The Bitter Aloe Project develops customized machine learning (ML) models to perform two tasks on archival materials produced by South Africa’s Truth and Reconciliation Commission; (1) named entity recognition (NER), a process that automates the recognition of persons, places, organizations and other user defined entities and (2) word embedding, which reveals deep conceptual patterns within a corpus by rendering words and sentences into comparable mathematical expressions. At present our models can correctly recognize the names individual victims and political organizations, as well as the locations and date of human rights violations and the type of violence employed by perpetrators. Users can access this data using two tools hosted on this website: the TRC v7 Dashboard, a customizable GIS data dashboard, and our Co-occurrence Network Graph which maps the correlations between individual names and organizations across tens of thousands of incident descriptions. In addition we are prototyping a sentence embedding application that allows users to utilize word embeddings to identify deep conceptual clusters and patterns of experience within those same incident descriptions.
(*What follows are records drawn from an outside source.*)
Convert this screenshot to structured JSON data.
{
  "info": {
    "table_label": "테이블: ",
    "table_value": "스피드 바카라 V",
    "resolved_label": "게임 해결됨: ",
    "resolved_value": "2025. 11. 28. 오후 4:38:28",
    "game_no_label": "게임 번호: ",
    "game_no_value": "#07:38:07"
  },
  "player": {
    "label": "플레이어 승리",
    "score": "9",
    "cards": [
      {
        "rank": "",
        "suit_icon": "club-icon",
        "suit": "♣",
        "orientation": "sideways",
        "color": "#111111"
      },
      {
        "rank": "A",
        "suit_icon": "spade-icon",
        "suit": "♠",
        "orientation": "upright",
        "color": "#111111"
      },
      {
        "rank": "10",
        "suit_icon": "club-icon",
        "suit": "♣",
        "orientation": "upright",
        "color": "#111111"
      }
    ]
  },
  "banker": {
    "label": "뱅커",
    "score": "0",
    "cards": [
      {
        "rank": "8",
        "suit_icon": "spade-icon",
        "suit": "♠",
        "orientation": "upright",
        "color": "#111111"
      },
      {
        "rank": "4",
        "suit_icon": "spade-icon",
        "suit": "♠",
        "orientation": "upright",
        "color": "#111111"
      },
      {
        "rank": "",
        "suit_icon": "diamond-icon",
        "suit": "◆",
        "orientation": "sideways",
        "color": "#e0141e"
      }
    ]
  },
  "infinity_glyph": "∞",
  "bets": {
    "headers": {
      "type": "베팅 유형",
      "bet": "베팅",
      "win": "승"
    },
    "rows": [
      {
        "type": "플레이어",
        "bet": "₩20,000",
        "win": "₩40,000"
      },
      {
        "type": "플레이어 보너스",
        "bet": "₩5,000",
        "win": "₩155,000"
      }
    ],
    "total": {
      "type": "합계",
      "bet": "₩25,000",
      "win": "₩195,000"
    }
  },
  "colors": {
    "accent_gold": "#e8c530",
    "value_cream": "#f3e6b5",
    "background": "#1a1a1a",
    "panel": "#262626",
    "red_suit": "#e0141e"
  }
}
In the Spring of 2022 we will debut a suite of Youtube tutorials that will provide instruction on the basic functions of each tool.

The TRC was an ambitious attempt to create ‘as complete a picture as possible’ of human rights violations (HRVs) committed by all parties during the latter half of the apartheid era, defined as the years between 1960 and 1994.  This effort was part of a broader genealogy of late 20th century truth commissions which sought to stabilize post-conflict societies on a foundation of archival truth produced through the exhaustive collection of substantial evidence and countless testimonies.  What made South Africa’s TRC uniquely successful among other commissions was its emphasis on its model of restorative justice which was facilitated by a relatively novel amnesty process.  This process permitted perpetrators to apply for amnesty from criminal prosecution on the condition that their actions met the criteria for politically motivated violence, and they provided full and truthful accounts of perpetrators’ actions.  The amnesty process was paralleled by public victims hearing, which offered victims a forum for telling their stories, often for the first time.

The TRC, like truth commissions held elsewhere, faced a balancing act between its responsibility to document the totality of past abuses with the task of creating an archive that is both legible, navigable and extensible.  This hardcoded bias toward comprehensive collection is not unique to the TRC; it is a common feature of most truth commissions, which collectively interpret post-Holocaust notions of ‘never forgetting’ as leaving no testimony behind.  This impulse is understandable but, in this case, and others, it led to the unintended effect of obscuring the broad contours of mass political violence under an archival high tide of segmented narratives.  This paradoxically obscured the overall totality of abuses and networks of social connections between victims and perpetrators that it sought to document, disseminate and preserve.

Although the TRC was not immune from criticism, this model nonetheless succeeded in producing a truly massive archive of material that holds the potential to provide an unparalleled window into political violence committed by all sides in a thirty-five-year conflict at a nationwide scale.  The tools we have developed unlock this potential by bringing this archive in line with new definitions of public access that rely on machine learning to extract extensible structured datasets.  Above and beyond the domain of human rights in South Africa, our methods also are broadly applicable to any large corpus that features multilingual testimony. The ultimate aim of our work is to better inform public debates about the past as well as open new avenues in scholarship on violence during the apartheid era.